Jules Janin, Théophile de Ferrière, Frédéric Mab…

Joyaux oubliés de la littérature fantastico-musicale

CLIC_macaron_2014Heureusement ou opportunément, le compilateur pour les éditions Aedam Musicae opère un tout autre choix en révélant des écritures tout aussi inspirées mais de créateurs oubliés. Ici et là, se dessine en préfiguration à la proposition à venir de Wagner, la place même de l’artiste dans la société : un artiste forcément à part, décalé, dont la mine extérieure et l’incongruité physique rappellent la différence suspecte, forcément d’origine diabolique comme la maîtrise pourtant fascinante de son art : évidemment L’Homme vert de Jules Janin prend une valeur singulière. Le texte s’inscrit idéalement dans la réalité de son temps convoquant pour célébrer l’inspiration miraculeuse du facteur d’orgue, et Fux, Hasse, et CPE Bach et même Gluck ! La force de cette nouvelle courte qui domine toutes les autres, tient aussi au superbe profil du créateur musicien isolé, absent, mystérieux, solitaire et à la définition même de l’art que l’écrivain immensément doué développe ici.
Outre leurs qualités oniriques véritablement captivantes par un imaginaire imprévu, la plupart des textes précisent aussi le portrait de la société et du goût d’une époque qui a passé la Révolution et l’idéal impérial de Napoléon… de l’ivresse des Lumières au noir ténébreux fantastique. Pour certains, il s’agit d’énièmes diableries divertissantes, variations sur le thème fantastique et semi terrifiant pour épater la galerie au début de la Monarchie de juillet ; pour d’autres comme Janin, il s’agit de joyaux littéraires à relire d’urgence.

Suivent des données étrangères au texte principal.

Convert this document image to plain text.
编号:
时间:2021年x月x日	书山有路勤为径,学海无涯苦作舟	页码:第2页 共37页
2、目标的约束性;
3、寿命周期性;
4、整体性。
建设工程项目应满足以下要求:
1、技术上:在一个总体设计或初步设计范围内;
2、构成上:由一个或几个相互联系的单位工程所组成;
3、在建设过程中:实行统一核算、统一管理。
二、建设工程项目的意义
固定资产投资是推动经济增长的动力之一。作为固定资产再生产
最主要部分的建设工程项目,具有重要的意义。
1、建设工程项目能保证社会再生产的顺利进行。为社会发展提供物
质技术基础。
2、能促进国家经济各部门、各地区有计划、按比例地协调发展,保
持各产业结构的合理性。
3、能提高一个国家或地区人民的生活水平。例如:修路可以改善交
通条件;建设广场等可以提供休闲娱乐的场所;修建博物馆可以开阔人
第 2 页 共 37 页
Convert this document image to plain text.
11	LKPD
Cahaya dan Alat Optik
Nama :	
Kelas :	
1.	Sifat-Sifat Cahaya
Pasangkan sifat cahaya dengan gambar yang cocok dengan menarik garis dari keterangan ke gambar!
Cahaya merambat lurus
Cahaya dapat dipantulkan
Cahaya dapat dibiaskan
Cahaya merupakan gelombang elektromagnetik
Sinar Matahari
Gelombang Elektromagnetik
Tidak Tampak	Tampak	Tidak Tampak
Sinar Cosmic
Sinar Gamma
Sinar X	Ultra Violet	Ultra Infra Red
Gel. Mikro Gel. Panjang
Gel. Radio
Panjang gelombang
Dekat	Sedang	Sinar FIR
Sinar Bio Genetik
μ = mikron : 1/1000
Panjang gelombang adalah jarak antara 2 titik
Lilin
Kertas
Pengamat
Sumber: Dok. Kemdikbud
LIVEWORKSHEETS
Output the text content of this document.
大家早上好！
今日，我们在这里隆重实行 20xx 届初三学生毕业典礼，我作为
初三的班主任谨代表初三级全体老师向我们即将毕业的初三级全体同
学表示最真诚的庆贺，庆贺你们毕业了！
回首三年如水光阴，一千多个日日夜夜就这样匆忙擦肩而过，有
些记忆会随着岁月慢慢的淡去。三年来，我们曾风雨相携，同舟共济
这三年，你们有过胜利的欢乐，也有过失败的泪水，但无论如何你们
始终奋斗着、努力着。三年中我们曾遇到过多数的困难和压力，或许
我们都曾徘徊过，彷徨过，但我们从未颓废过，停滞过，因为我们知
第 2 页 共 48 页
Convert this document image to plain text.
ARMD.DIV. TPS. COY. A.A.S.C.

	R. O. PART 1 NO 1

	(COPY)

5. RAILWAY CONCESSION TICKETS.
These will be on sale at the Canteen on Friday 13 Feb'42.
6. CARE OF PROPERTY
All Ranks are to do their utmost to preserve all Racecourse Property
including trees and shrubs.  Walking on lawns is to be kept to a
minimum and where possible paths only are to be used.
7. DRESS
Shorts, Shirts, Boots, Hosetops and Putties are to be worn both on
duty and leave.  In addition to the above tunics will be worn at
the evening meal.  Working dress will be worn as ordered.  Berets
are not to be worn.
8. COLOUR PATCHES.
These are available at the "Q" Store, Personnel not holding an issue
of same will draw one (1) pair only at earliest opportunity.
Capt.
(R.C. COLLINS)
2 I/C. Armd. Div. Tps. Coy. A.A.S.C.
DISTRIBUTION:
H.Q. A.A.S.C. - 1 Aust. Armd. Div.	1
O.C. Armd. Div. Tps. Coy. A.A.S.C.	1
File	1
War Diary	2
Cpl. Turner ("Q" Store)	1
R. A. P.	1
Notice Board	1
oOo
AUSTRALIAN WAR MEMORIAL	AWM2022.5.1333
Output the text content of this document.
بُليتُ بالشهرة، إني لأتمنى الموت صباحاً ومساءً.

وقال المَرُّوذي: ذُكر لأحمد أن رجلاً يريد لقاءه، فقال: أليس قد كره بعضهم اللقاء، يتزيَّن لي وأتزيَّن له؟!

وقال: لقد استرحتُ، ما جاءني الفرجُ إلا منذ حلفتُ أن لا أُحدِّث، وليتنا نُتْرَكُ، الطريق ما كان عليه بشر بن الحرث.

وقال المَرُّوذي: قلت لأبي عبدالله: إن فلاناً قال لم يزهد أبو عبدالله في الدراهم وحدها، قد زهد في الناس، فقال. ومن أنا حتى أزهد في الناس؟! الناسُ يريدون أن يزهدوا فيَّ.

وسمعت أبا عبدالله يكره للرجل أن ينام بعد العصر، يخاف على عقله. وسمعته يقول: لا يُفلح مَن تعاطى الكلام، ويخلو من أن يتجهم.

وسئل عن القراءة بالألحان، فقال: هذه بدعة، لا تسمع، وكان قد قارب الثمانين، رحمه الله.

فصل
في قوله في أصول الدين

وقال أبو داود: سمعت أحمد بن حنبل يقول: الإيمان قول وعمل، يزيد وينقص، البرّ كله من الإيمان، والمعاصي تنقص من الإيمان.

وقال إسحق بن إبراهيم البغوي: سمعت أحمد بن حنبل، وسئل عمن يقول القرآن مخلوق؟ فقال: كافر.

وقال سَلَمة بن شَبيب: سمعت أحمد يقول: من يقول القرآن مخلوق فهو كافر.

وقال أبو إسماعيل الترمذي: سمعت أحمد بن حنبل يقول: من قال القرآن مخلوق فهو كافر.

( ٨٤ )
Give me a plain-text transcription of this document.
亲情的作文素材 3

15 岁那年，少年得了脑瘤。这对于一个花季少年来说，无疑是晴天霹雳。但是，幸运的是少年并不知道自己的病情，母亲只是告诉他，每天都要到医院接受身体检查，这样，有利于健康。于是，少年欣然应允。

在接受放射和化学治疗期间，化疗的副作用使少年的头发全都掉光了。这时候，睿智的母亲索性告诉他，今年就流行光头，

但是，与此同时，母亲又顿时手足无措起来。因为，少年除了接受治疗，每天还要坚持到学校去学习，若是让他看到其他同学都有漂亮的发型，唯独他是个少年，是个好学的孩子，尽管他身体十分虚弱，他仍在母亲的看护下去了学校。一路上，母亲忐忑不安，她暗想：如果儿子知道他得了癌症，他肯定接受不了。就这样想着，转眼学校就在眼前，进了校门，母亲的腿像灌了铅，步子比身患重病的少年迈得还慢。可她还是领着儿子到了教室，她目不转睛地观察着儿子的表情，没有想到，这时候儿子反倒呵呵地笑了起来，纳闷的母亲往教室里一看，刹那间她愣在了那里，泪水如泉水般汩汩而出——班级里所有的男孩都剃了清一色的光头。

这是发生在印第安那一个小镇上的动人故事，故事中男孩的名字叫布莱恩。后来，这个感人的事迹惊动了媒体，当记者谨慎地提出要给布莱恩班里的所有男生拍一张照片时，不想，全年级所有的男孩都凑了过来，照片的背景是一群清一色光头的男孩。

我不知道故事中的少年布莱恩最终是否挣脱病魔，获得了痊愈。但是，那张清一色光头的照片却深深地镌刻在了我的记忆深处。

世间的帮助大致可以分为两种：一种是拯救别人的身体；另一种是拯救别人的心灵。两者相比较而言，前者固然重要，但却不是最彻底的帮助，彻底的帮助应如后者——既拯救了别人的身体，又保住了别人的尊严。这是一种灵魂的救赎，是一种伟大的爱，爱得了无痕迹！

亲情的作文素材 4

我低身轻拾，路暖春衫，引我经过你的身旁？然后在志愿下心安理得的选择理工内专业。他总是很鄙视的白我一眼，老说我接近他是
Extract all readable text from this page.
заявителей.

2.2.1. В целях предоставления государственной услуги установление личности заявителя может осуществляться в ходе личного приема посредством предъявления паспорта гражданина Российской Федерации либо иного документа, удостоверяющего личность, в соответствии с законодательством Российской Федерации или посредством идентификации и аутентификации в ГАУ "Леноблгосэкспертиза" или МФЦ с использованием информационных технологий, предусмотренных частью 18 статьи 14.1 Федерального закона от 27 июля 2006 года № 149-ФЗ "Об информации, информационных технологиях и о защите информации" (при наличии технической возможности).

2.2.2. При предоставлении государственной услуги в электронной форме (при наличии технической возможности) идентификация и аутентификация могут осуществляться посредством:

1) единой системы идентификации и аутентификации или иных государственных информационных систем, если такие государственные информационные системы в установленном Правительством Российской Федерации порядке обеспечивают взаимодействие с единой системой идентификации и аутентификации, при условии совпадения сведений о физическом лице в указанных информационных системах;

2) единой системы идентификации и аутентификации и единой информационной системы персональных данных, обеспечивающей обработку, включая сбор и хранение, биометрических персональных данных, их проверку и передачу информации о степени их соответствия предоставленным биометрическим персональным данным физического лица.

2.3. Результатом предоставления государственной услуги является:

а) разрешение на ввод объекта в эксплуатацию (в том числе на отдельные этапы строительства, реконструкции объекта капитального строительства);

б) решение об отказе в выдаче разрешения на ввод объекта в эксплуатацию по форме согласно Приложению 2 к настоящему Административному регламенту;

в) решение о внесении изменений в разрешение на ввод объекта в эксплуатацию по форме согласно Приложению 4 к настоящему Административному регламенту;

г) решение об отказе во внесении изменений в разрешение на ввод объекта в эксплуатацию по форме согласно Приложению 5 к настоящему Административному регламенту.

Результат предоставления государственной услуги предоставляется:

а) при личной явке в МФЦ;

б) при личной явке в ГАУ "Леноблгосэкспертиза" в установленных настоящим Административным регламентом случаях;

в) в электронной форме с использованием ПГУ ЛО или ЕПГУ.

Des auteurs méconnus sont dévoilés dans la force et la puissance de leurs évocations ténues entre fantastique et lyrisme musical à l’Opéra ou dans les cercles plus intimes des salons de musique, fréquentés par la bonne société bourgeoise avide de reconnaissance : y paraissent en filigrane, soutiens de leurs constructions narratives riches en images et perspectives poétiques : Mozart bien sûr (lui-même adulé par Hoffmann), mais aussi « Emmanuel Bach », le jeune Haydn…, Weber et tant d’autres qui synthétisent toute une pensée et un climat intensément poétique, associés aux peintres Rembrandt, Dürer, … : ainsi sont réestimés Samuel-Henry Berthoud, Raymond Brucker, Théophile de Ferrière, Frédéric Mab, Jules Janin dont le superbe récit L’Homme vert de 1834, absolument incontournable), de découvrir certains textes peu connus d’auteurs célèbres (Histoire du rêveur et Carl de George Sand), de relire des textes fameux mais dans leur version originelle : à l’époque de leur publication en revue, avant la parution en volumes (La Cafetière de Théophile Gautier, La Femme au collier de velours d’Alexandre Dumas).
Dans L’Alchimie fantastique, les 15 récits courts ou nouvelles, sont tous précédés d’une introduction qui analyse sujets et enjeux esthétiques, précisant leur interaction avec le contexte et la vie de l’auteur. Ainsi 8 textes illustrent « Aux frontières du fantastique« , et 3, les deux autres nuances thématisées : « le Fantastique noir » et « la Damnation des nouveaux Faust« . Florilège incontournable, de surcroît pour chaque auteur, magnifiquement éditorialisé, parfois complété par un choix iconographique très juste, comme en couverture Le songe de Tartini de Boilly de 1824 : illustration emblématique de l’assimilation du violoniste inspiré par le diable… La présentation, le choix des récits, la qualité et la pertinence des commentaires d’introduction et d’analyse (dont une remarquable préface contextualisante) accréditent l’intérêt de la présente publication.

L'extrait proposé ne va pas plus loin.